Plant growth and pathogenicity assays
The tomato cultivar M82 (Solanum lycopersicum cv. M82) was used for all assays. Tomato plants were grown at 25°C in a growth chamber under 16 hrs light:dark conditions with 50% humidity and at least 200 lumens. Plants were grown for 3 weeks when at least two true leaves had fully emerged, pricked between the two cotyledons on the stem using a sterilized needle, and 5 ul of bacterial inoculum or water (mock) was dropped into the wound. The inoculum was prepared by initially streaking out Clavibacter stocks four days before inoculation on either TBY or TBY plates with apramycin. The day of inoculation, bacteria was suspended from the plate in sterile water and optical density at 600 nm was adjusted to 1. Symptoms were photographed at 14 dpi and canker was measured using ImageJ based on a 1 cm ruler to normalize.

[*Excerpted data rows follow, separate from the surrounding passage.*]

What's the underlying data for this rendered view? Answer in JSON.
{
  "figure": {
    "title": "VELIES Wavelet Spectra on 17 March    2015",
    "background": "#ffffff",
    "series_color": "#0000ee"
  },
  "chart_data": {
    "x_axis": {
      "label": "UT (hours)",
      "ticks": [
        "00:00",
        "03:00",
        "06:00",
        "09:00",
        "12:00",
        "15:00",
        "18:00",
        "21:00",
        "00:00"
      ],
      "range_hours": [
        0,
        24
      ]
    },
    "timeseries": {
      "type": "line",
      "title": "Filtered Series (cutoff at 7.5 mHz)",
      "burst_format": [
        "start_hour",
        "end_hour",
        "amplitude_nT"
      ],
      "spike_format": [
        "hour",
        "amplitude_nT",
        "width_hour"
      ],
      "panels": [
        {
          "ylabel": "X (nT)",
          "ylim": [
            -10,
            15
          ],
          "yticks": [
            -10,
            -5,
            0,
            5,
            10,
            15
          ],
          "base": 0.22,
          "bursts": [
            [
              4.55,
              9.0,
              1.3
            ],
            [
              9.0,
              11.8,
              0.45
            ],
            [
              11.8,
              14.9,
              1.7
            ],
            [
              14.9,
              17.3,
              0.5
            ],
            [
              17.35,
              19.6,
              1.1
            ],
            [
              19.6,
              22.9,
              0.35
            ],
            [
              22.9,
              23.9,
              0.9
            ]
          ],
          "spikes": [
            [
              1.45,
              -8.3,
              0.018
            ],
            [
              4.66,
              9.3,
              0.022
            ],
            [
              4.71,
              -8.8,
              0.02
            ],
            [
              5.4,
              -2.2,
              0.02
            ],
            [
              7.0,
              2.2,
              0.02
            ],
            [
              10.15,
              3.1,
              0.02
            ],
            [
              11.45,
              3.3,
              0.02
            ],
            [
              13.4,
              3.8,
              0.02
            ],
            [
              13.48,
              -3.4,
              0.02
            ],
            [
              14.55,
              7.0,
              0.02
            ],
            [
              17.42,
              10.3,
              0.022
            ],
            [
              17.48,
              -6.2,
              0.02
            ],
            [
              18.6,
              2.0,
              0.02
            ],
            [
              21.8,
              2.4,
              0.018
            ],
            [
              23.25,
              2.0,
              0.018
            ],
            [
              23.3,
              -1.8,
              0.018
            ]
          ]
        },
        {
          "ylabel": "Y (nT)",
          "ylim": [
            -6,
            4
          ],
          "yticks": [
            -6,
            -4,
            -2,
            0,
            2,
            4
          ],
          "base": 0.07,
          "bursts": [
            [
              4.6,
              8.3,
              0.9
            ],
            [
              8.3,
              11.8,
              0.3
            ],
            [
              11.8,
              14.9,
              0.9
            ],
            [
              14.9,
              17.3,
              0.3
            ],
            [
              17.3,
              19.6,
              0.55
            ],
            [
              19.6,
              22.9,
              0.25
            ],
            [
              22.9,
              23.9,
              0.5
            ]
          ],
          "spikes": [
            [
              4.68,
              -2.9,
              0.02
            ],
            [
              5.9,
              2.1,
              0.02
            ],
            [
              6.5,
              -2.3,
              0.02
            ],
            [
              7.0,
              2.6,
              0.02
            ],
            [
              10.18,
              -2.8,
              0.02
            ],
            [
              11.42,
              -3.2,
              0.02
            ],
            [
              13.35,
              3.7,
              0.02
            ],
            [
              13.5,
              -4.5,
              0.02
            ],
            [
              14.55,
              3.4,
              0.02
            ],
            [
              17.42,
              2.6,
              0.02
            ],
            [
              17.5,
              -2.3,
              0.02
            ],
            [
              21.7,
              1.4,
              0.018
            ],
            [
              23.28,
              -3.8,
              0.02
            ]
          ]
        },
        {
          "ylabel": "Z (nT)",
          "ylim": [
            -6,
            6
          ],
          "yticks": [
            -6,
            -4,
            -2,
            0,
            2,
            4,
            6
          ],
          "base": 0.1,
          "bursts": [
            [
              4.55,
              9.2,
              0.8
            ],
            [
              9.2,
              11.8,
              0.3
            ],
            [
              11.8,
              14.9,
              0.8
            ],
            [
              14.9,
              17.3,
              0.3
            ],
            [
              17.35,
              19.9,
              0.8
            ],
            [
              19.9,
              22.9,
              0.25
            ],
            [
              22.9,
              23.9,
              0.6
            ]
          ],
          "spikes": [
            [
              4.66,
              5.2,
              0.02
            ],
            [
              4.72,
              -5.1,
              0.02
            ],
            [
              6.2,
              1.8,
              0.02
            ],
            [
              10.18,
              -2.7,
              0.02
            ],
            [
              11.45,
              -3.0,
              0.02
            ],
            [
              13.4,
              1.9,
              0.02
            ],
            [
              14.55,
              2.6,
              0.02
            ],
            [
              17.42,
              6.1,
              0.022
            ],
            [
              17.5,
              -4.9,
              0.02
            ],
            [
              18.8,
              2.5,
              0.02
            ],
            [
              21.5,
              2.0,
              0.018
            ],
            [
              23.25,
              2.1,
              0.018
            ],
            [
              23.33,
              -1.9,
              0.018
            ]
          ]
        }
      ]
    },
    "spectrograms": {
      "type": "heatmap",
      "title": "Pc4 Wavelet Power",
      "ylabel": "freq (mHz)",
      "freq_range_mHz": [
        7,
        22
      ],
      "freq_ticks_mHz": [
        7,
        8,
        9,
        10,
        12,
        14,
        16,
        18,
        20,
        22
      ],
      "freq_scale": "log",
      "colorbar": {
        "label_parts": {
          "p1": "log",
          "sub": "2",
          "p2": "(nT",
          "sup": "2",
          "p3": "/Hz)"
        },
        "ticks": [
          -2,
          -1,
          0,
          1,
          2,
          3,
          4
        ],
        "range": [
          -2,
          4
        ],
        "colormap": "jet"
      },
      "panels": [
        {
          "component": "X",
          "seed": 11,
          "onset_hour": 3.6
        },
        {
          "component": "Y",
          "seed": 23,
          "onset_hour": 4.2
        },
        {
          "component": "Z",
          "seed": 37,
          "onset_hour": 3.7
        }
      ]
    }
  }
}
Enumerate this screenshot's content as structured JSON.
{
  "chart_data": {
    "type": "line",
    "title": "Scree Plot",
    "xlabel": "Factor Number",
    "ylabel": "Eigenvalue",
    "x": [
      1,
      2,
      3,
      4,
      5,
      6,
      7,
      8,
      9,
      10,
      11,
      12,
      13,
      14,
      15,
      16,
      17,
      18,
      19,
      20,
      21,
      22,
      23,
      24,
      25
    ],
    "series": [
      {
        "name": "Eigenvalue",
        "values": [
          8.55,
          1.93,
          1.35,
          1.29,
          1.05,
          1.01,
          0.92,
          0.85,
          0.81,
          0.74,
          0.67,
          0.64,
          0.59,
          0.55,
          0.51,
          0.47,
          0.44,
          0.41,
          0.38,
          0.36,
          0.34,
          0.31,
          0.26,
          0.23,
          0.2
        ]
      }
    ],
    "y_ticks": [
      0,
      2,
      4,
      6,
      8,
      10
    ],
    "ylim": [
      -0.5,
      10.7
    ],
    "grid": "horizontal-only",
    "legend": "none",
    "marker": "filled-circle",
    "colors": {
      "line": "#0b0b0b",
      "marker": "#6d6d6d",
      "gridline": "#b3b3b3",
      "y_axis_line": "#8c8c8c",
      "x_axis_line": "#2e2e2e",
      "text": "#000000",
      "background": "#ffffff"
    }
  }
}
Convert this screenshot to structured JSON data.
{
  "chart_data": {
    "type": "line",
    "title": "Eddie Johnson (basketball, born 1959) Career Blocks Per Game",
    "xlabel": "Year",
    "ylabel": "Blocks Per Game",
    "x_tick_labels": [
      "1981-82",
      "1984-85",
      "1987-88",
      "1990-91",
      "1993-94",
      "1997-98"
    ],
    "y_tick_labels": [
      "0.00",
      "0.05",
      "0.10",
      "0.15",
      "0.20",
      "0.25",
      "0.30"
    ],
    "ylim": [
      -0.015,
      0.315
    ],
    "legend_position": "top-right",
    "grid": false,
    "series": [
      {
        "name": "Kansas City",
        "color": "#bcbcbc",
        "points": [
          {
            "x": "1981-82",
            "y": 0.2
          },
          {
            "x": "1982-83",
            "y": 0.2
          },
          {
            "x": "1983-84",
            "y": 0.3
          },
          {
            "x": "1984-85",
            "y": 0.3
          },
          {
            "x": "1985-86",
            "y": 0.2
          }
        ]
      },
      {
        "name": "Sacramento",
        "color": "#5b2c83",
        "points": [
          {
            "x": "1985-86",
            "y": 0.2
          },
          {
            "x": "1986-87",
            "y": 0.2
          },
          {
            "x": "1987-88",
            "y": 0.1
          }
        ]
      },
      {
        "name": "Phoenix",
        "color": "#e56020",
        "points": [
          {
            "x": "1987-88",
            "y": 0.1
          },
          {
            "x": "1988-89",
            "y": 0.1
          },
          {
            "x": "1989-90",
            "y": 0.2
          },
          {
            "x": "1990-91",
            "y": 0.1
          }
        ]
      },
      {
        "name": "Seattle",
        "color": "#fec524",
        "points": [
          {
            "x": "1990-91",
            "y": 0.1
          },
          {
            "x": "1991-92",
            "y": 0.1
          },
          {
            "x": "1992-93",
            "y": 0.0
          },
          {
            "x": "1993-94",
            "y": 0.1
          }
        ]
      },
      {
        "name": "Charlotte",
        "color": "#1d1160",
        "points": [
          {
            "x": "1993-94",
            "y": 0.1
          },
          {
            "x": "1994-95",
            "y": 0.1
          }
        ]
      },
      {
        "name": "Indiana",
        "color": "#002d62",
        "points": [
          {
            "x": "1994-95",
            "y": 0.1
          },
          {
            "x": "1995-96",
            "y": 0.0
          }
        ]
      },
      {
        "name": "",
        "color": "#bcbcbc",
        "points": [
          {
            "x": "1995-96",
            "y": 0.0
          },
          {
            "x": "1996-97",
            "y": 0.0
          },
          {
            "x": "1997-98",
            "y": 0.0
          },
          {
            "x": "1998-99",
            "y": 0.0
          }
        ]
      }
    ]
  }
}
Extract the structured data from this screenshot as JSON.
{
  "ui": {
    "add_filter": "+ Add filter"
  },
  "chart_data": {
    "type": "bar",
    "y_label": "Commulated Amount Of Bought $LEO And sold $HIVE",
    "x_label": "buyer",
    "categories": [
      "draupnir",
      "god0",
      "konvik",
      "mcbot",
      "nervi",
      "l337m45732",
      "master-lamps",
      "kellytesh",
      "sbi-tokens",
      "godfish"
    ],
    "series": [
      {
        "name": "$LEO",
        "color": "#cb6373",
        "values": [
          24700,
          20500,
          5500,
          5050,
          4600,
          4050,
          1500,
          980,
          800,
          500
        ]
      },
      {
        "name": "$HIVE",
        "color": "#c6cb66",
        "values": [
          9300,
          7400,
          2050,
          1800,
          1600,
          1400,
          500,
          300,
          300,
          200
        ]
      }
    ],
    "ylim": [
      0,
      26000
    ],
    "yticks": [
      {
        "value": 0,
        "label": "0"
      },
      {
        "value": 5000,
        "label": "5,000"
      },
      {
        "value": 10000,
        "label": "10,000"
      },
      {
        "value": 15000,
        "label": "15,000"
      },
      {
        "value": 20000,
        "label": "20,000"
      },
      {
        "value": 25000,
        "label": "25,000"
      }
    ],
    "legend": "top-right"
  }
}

To determine bacterial titers in the tomato stem, stem segments were cut surrounding the inoculation site at 14 dpi. Stem pieces were surfaced sterilized in 70% ethanol for 10 to 15 seconds followed by suspension in sterile water for 10 to 15 seconds. Sections were taken 1 cm above inoculation site. Tissue was weighed at 100 mg, suspended in sterile water, and ground. Sterile dilutions of the ground tissue were plated on D2 medium supplemented with 20 mg of cycloheximide and incubated for five to six days at 28°C (Thapa et al. 2017).
Confocal microscopy
Before imaging, Clavibacter stocks were streaked out onto either TBY or TBY plates with apramycin and grown at 28°C. Bacteria was smeared onto glass slide, 2 μl of sterile water were pipetted on, and a glass cover slip was added on top. Confocal images were taken with a Leica SP8 TCS with a 63x oil objective, laser power set to 6%, and excitation and emission wavelengths set to 488 nm and 509 nm, respectively. Fiji with the Bio-Formats Importer was used to adjust the brightness and contrast of the images.
Statistical analyses
All raw data was plotted and error bars in plots represent standard error of mean (SEM). Data across independent replicates was colligated and a one-way ANOVA and a post-means Tukey’s multiple comparisons test was computed using Graphpad Prism 9 software. Significant differences between groups include P values equal to or less than 0.001. Outputs of statistical analyses from Figure 2B, Figure 4F, and Figure 4G can be found in Supplemental Table 6, 7, and 8, respectively.
Funding
National Institute of Health Grant Number: 1R35GM136402; USDA National Institute of Food and Agriculture Grant Number: 2021-67034-35049
Acknowledgements
This research was supported by NIH 1R35GM136402 to GC and USDA-NIFA 2021-67034-35049 to DMS. We would like to thank Dr. Jeff Chang from Oregon State University for providing the pSelAct-KO vector and Qingyang Lyu for Sanger sequencing it. We would also like to thank MIGS for Illumina sequencing as well as Nick Carleson and Zarchary Foster for the suggestion of turning permissR into an R package. Finally, we would like to thank the members of the Coaker lab for their thoughtful discussion and reading of the manuscript.